Seamus Heaney, Rest in Peace
Though you never knew me, more than a knowing nod
From the TV; though you near-wept as you read
About your father, a blackbird, and more, much more;
And though you were the festival in your finite life,
Now stroll, beyond all wanderings, naming no error
In those halcyon gardens where all are careless with their
Care; now amble, don’t hesitate: there the poems are quiet
As fires without denizens or hasty feelings for the air
In which they billow, yellow, red, blue as an apple-core…
No.

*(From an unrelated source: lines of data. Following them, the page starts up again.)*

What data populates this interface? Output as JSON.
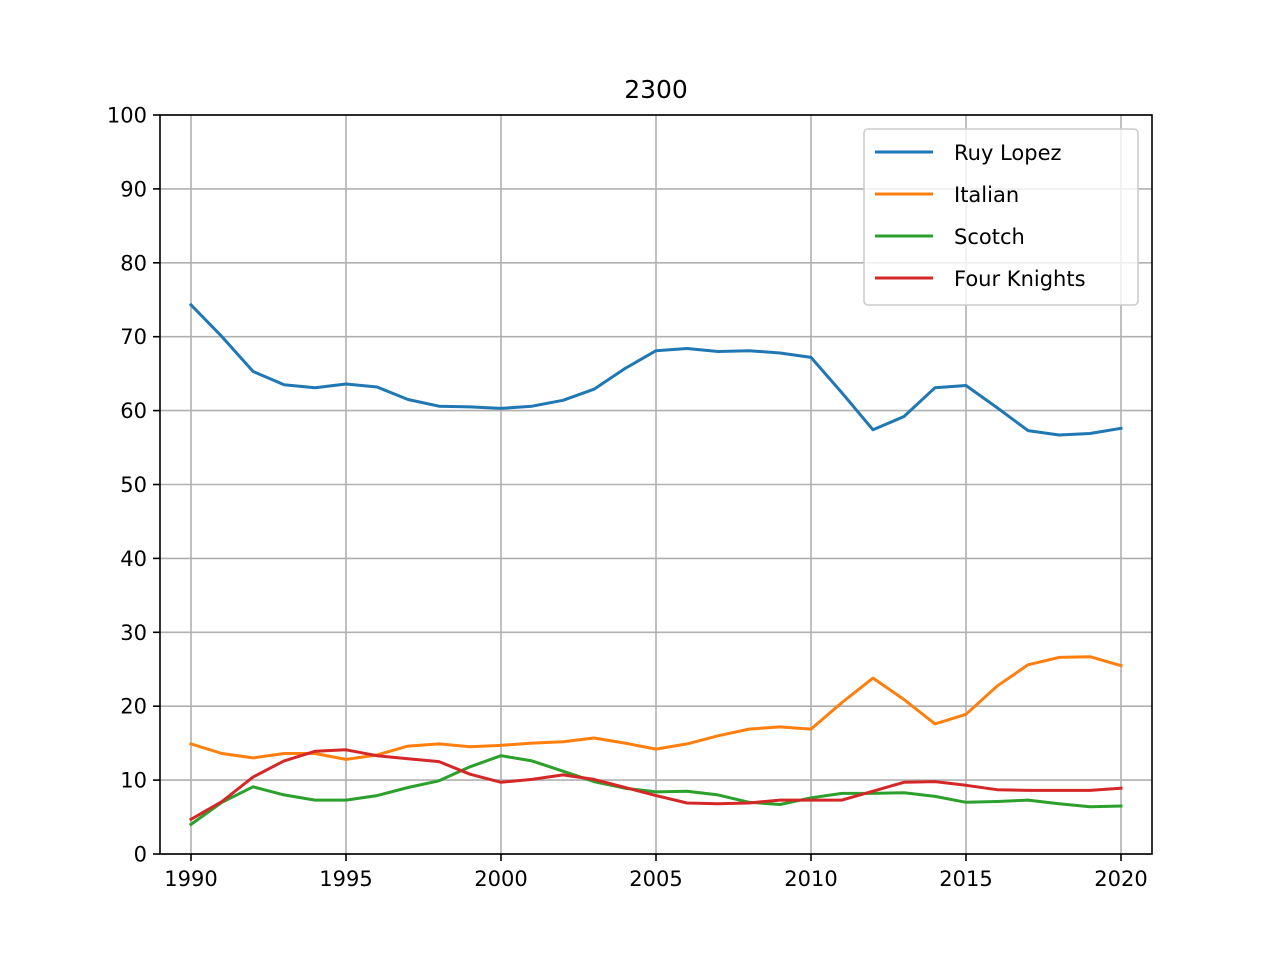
{
  "chart_data": {
    "type": "line",
    "title": "2300",
    "xlabel": "",
    "ylabel": "",
    "xlim": [
      1989,
      2021
    ],
    "ylim": [
      0,
      100
    ],
    "x_ticks": [
      1990,
      1995,
      2000,
      2005,
      2010,
      2015,
      2020
    ],
    "y_ticks": [
      0,
      10,
      20,
      30,
      40,
      50,
      60,
      70,
      80,
      90,
      100
    ],
    "grid": true,
    "legend_position": "top-right",
    "x": [
      1990,
      1991,
      1992,
      1993,
      1994,
      1995,
      1996,
      1997,
      1998,
      1999,
      2000,
      2001,
      2002,
      2003,
      2004,
      2005,
      2006,
      2007,
      2008,
      2009,
      2010,
      2011,
      2012,
      2013,
      2014,
      2015,
      2016,
      2017,
      2018,
      2019,
      2020
    ],
    "series": [
      {
        "name": "Ruy Lopez",
        "color": "#1f77b4",
        "values": [
          74.3,
          70.0,
          65.3,
          63.5,
          63.1,
          63.6,
          63.2,
          61.5,
          60.6,
          60.5,
          60.3,
          60.6,
          61.4,
          62.9,
          65.7,
          68.1,
          68.4,
          68.0,
          68.1,
          67.8,
          67.2,
          62.4,
          57.4,
          59.2,
          63.1,
          63.4,
          60.4,
          57.3,
          56.7,
          56.9,
          57.6
        ]
      },
      {
        "name": "Italian",
        "color": "#ff7f0e",
        "values": [
          14.9,
          13.6,
          13.0,
          13.6,
          13.6,
          12.8,
          13.4,
          14.6,
          14.9,
          14.5,
          14.7,
          15.0,
          15.2,
          15.7,
          15.0,
          14.2,
          14.9,
          16.0,
          16.9,
          17.2,
          16.9,
          20.5,
          23.8,
          20.9,
          17.6,
          18.9,
          22.7,
          25.6,
          26.6,
          26.7,
          25.5
        ]
      },
      {
        "name": "Scotch",
        "color": "#2ca02c",
        "values": [
          4.0,
          7.0,
          9.1,
          8.0,
          7.3,
          7.3,
          7.9,
          9.0,
          9.9,
          11.8,
          13.3,
          12.6,
          11.2,
          9.8,
          8.9,
          8.4,
          8.5,
          8.0,
          7.0,
          6.7,
          7.6,
          8.2,
          8.2,
          8.3,
          7.8,
          7.0,
          7.1,
          7.3,
          6.8,
          6.4,
          6.5
        ]
      },
      {
        "name": "Four Knights",
        "color": "#d62728",
        "values": [
          4.7,
          7.1,
          10.4,
          12.6,
          13.9,
          14.1,
          13.3,
          12.9,
          12.5,
          10.8,
          9.7,
          10.1,
          10.7,
          10.1,
          9.0,
          7.9,
          6.9,
          6.8,
          6.9,
          7.3,
          7.3,
          7.3,
          8.5,
          9.7,
          9.8,
          9.3,
          8.7,
          8.6,
          8.6,
          8.6,
          8.9
        ]
      }
    ]
  }
}
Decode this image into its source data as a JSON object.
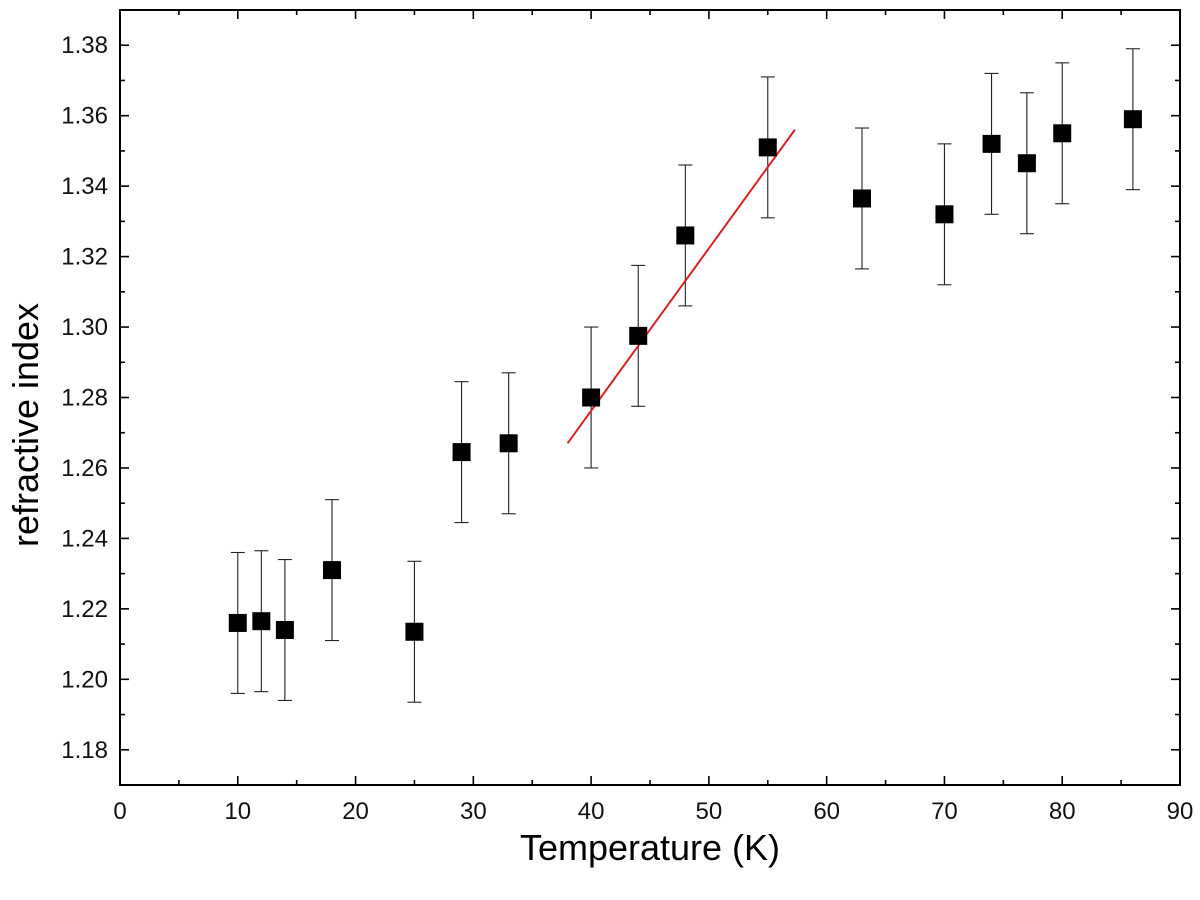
{
  "chart_data": {
    "type": "scatter",
    "title": "",
    "xlabel": "Temperature (K)",
    "ylabel": "refractive index",
    "xlim": [
      0,
      90
    ],
    "ylim": [
      1.17,
      1.39
    ],
    "x_ticks": [
      0,
      10,
      20,
      30,
      40,
      50,
      60,
      70,
      80,
      90
    ],
    "x_tick_labels": [
      "0",
      "10",
      "20",
      "30",
      "40",
      "50",
      "60",
      "70",
      "80",
      "90"
    ],
    "y_ticks": [
      1.18,
      1.2,
      1.22,
      1.24,
      1.26,
      1.28,
      1.3,
      1.32,
      1.34,
      1.36,
      1.38
    ],
    "y_tick_labels": [
      "1.18",
      "1.20",
      "1.22",
      "1.24",
      "1.26",
      "1.28",
      "1.30",
      "1.32",
      "1.34",
      "1.36",
      "1.38"
    ],
    "grid": false,
    "legend": "none",
    "series": [
      {
        "marker": "square",
        "color": "#000000",
        "x": [
          10,
          12,
          14,
          18,
          25,
          29,
          33,
          40,
          44,
          48,
          55,
          63,
          70,
          74,
          77,
          80,
          86
        ],
        "y": [
          1.216,
          1.2165,
          1.214,
          1.231,
          1.2135,
          1.2645,
          1.267,
          1.28,
          1.2975,
          1.326,
          1.351,
          1.3365,
          1.332,
          1.352,
          1.3465,
          1.355,
          1.359
        ],
        "yerr": [
          0.02,
          0.02,
          0.02,
          0.02,
          0.02,
          0.02,
          0.02,
          0.02,
          0.02,
          0.02,
          0.02,
          0.02,
          0.02,
          0.02,
          0.02,
          0.02,
          0.02
        ]
      }
    ],
    "fit_line": {
      "color": "#e02020",
      "x": [
        38,
        57.3
      ],
      "y": [
        1.267,
        1.356
      ]
    }
  }
}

You are not dead, spent, gone. You are
What the birds sing at hallowed morning, knowing the more
In store, knowing what good speed, what loaded dares
Are meant by the passing of a bard to the middle
Of everything. To the middle of love. That’s all.
The Bird In The Tree
It was as if
a film
of surreal gloss
Circled the triangle
Of that figure – so black
It was purple;
a painter’s wicked slash
Of coal-grey across
the black breast,
a heart-thick
diagonal,
The only sign of life, or of interest
In the same…
The bird in the tree
seemed lost,
Foundering, a perched dream through a crack
In the seam
of the workaday reality.
Was it silly of me to see
That weird
White-lined aura that freed
The bird from the custom of the picture?
As though some wraith, a slim cure,
Some rapier
Of sublime pencil
Had tracked its shape
To a strangely-mental
Completion –
it was no more bird,
no more simple
Avatar / epigone
of the reptile,
But a voice in black in the white world,
But a voice on the eye that the eye heard.